Il Pd non ha sempre sostenuto che si è innocenti fino all’ultimo grado di giudizio? E perché comportarsi in un certo modo con De Luca e in un altro con Marino? E poi via, la faccenda degli scontrini è un’inezia alla fine, che mostra casomai il lato Forrest Gump di quest’uomo. Con quello che s’è visto a Roma!
• Che cosa ha detto Marino in conferenza stampa?
Che lui avrebbe voluto spiegarsi ed eventualmente essere dimissionato in consiglio comunale. Poi ha fatto la lista dei propri meriti: aver risanato un debito del comune di 816 milioni, aver rimesso in riga i conti dell’Atac gravati da 874 milioni di debito tutti contratti dalla giunta Alemanno, aver liberato gli spazi davanti ai monumenti dai camion-bar e dai tavolini abusivi, aver chiuso la discarica di Malagrotta «che adesso magari qualcuno vuole riaprire», aver sviluppato col sistema degli eco-distretti la raccolta differenziata, aver riavviato i lavori della metro C («al nostro arrivo la talpa era stata addirittura smontata»), «proprio ieri sera abbiamo chiuso lo scandalo delle case della periferia affittate dal Comune per 3.950 euro al mese, le famiglie povere avranno d’ora in poi un buono con cui andare a stare dove vogliono». Il sindaco s’è arrogato anche il merito dello stadio della Roma, 1,3 miliardi di investimenti per cinquemila posti di lavoro.
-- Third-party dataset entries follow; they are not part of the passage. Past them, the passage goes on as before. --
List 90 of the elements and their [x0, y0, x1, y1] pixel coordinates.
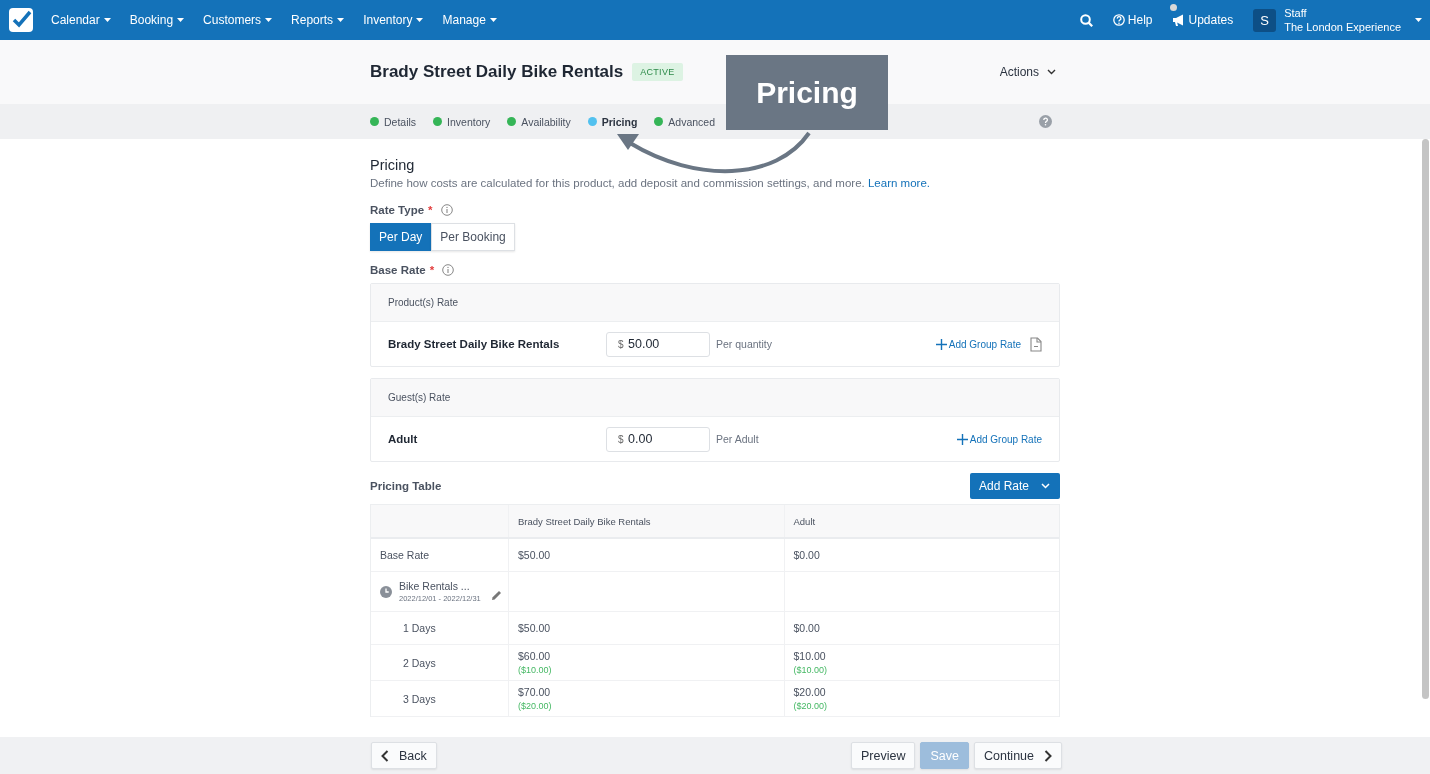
step-tab[interactable]: Inventory	[433, 115, 491, 128]
unit-label: Per Adult	[716, 433, 759, 445]
chevron-left-icon	[381, 749, 389, 762]
step-tab[interactable]: Availability	[507, 115, 571, 128]
user-role: Staff	[1284, 6, 1308, 20]
price-value: $60.00	[518, 650, 552, 662]
price-difference: ($10.00)	[518, 665, 553, 675]
preview-button[interactable]: Preview	[851, 742, 916, 769]
learn-more-link[interactable]: Learn more.	[867, 177, 930, 189]
pencil-icon	[491, 589, 502, 600]
row-label: 3 Days	[402, 691, 437, 707]
table-title: Pricing Table	[370, 480, 442, 492]
chevron-down-icon	[1047, 69, 1056, 75]
nav-menu[interactable]: Manage	[442, 13, 497, 27]
currency-symbol: $	[618, 433, 624, 445]
callout-label: Pricing	[726, 55, 888, 130]
caret-icon	[337, 18, 345, 22]
price-difference: ($10.00)	[793, 665, 829, 675]
plus-icon	[935, 338, 947, 350]
rate-group-heading: Guest(s) Rate	[371, 379, 1059, 417]
question-icon	[1112, 14, 1125, 26]
section-description: Define how costs are calculated for this product, add deposit and commission settings, and more. Learn more.	[370, 177, 931, 189]
product-title: Brady Street Daily Bike Rentals	[370, 62, 624, 82]
scrollbar[interactable]	[1422, 139, 1429, 699]
required-asterisk: *	[428, 204, 433, 216]
caret-icon	[489, 18, 497, 22]
price-difference: ($20.00)	[518, 701, 553, 711]
row-label: 2 Days	[402, 655, 437, 671]
caret-icon	[265, 18, 273, 22]
rate-name: Brady Street Daily Bike Rentals	[388, 338, 561, 350]
price-value: $20.00	[793, 686, 827, 698]
unit-label: Per quantity	[716, 338, 773, 350]
notification-dot	[1170, 4, 1178, 11]
nav-menu[interactable]: Inventory	[363, 13, 424, 27]
caret-icon	[1415, 18, 1422, 22]
required-asterisk: *	[429, 264, 435, 276]
nav-menu[interactable]: Reports	[291, 13, 345, 27]
rate-type-option[interactable]: Per Day	[370, 223, 432, 251]
rate-name: Adult	[388, 433, 419, 445]
nav-menu[interactable]: Booking	[129, 13, 185, 27]
step-tab[interactable]: Details	[370, 115, 417, 128]
rate-type-option[interactable]: Per Booking	[431, 223, 515, 251]
user-menu[interactable]: S Staff The London Experience	[1253, 6, 1422, 34]
continue-button[interactable]: Continue	[973, 742, 1062, 769]
add-group-rate-link[interactable]: Add Group Rate	[935, 338, 1021, 350]
actions-button[interactable]: Actions	[999, 65, 1056, 79]
user-avatar: S	[1253, 8, 1277, 32]
price-value: $0.00	[793, 549, 821, 561]
info-icon	[440, 204, 453, 216]
currency-symbol: $	[618, 338, 624, 350]
price-value: $50.00	[518, 622, 552, 634]
section-title: Pricing	[370, 157, 416, 173]
field-label: Base Rate	[370, 264, 426, 276]
help-icon	[1039, 115, 1052, 128]
megaphone-icon	[1172, 14, 1186, 26]
price-value: $70.00	[518, 686, 552, 698]
price-value: $10.00	[793, 650, 827, 662]
nav-menu[interactable]: Customers	[203, 13, 273, 27]
status-label: ACTIVE	[632, 63, 683, 81]
clock-icon	[380, 586, 392, 598]
row-label: 1 Days	[402, 621, 437, 636]
step-tab[interactable]: Advanced	[654, 115, 716, 128]
price-value: $0.00	[793, 622, 821, 634]
add-group-rate-link[interactable]: Add Group Rate	[956, 433, 1042, 445]
user-company: The London Experience	[1284, 20, 1401, 34]
row-label: Base Rate	[379, 548, 431, 563]
column-header: Brady Street Daily Bike Rentals	[508, 505, 784, 537]
add-rate-button[interactable]: Add Rate	[969, 473, 1060, 499]
back-button[interactable]: Back	[371, 742, 437, 769]
price-difference: ($20.00)	[793, 701, 829, 711]
updates-link[interactable]: Updates	[1172, 13, 1234, 27]
plus-icon	[956, 433, 968, 445]
price-value: $50.00	[518, 549, 552, 561]
caret-icon	[177, 18, 185, 22]
checkmark-logo-icon	[9, 8, 33, 32]
season-name: Bike Rentals ...	[399, 580, 471, 592]
rate-group-heading: Product(s) Rate	[371, 284, 1059, 322]
search-icon	[1079, 13, 1093, 27]
help-link[interactable]: Help	[1112, 13, 1153, 27]
search-button[interactable]	[1079, 13, 1093, 27]
step-tab[interactable]: Pricing	[587, 115, 638, 128]
column-header: Adult	[783, 505, 1059, 537]
nav-menu[interactable]: Calendar	[51, 13, 111, 27]
edit-button[interactable]	[491, 589, 502, 600]
caret-icon	[416, 18, 424, 22]
field-label: Rate Type	[370, 204, 425, 216]
chevron-right-icon	[1044, 749, 1052, 762]
info-icon	[442, 264, 455, 276]
chevron-down-icon	[1041, 483, 1050, 489]
caret-icon	[103, 18, 111, 22]
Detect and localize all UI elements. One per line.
Allusiva la frase: «Abbiamo allargato i diritti per tutti e per tutte» che rivendica la registrazione in comune delle coppie gay sposate all’estero, un atto che il Consiglio di Stato ha cassato l’altro giorno proprio in riferimento all’iniziativa romana. Questa lista è adesso, naturalmente, nelle mani degli storici. Gli avversari di Marino potrebbero stilare un elenco altrettanto lungo di sbagli e omissioni. L’Osservatore romano, per esempio, è andato giù duro un’altra volta: «La vicenda sta assumendo i contorni di una farsa. Al di là di ogni altra valutazione resta il danno, anche di immagine, arrecato a una città abituata nella sua storia a vederne di tutti i colori, ma raramente esposta a simili vicende».
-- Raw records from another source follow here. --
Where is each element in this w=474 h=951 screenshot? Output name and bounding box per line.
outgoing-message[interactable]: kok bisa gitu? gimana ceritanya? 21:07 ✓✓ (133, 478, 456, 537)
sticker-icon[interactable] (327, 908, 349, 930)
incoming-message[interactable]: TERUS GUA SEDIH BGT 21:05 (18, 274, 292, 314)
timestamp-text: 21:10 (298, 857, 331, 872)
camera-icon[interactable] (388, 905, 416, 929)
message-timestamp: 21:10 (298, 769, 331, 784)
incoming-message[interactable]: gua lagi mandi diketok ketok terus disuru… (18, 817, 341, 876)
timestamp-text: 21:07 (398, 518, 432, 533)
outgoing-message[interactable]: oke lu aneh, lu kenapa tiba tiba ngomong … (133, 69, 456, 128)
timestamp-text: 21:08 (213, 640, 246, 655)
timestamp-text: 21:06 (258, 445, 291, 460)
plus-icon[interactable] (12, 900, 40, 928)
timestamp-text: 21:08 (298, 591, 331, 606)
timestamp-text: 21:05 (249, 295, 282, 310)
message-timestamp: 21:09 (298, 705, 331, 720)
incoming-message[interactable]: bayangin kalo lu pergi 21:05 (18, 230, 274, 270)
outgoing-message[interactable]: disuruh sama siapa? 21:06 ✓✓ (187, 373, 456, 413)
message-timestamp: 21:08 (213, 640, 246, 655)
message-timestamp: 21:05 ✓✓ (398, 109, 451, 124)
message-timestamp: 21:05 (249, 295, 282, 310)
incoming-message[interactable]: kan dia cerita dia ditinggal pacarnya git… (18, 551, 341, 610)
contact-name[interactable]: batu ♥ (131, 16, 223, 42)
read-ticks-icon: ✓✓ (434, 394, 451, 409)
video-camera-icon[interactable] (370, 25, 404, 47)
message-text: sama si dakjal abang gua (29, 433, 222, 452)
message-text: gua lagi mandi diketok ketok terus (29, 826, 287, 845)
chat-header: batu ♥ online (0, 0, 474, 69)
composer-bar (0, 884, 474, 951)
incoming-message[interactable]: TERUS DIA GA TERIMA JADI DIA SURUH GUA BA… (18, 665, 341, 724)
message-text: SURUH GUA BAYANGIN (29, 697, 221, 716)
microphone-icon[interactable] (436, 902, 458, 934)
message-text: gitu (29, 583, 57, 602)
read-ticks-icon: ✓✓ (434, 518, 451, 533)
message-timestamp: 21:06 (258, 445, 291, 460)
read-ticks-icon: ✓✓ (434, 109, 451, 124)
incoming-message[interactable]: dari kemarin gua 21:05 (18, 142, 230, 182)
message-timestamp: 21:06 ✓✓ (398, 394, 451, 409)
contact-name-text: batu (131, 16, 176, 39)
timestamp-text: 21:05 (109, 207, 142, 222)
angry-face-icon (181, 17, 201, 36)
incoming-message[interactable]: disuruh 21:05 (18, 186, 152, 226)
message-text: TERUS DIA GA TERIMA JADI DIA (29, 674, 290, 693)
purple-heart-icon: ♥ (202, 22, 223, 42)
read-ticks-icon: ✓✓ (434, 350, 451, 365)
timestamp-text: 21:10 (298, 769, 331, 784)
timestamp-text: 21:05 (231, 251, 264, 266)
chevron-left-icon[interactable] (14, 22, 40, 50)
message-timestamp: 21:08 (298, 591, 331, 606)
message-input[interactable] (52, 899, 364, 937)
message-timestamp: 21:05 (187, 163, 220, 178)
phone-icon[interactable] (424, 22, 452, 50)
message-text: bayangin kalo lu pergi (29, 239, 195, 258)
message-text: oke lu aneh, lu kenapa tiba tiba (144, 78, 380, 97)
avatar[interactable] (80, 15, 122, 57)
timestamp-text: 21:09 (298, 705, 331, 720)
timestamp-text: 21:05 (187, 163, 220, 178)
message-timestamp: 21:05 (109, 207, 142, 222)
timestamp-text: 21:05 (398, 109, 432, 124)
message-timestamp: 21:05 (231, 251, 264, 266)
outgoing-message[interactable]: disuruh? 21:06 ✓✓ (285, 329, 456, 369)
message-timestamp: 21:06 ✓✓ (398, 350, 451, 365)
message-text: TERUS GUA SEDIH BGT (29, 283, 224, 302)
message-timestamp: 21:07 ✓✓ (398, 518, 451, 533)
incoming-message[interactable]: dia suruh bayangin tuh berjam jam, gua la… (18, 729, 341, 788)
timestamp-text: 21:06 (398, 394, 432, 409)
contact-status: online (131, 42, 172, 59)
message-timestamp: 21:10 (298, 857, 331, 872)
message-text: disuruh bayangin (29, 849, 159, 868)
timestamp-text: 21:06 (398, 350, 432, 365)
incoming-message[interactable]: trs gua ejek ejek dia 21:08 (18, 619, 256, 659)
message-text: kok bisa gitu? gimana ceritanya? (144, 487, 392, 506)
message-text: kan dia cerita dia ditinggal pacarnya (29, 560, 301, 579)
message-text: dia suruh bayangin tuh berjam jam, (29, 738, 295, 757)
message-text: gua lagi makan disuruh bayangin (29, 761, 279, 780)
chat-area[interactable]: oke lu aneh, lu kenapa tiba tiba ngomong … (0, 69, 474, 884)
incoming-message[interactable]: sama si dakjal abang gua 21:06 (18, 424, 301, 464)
• Potrebbe l’alleanza Pd-destre che s’è vista ieri prefigurare un qualche accordo elettorale?
Sembrerebbe un asse momentaneo. Però, chi sa... L’ultimissimo sondaggio, realizzato da Piepoli, mostra che il M5S è saldamente in testa col 29% dei voti. Centro-sinistra e Centro-destra stanno al 20. Marino varrebbe addirittura il 17%.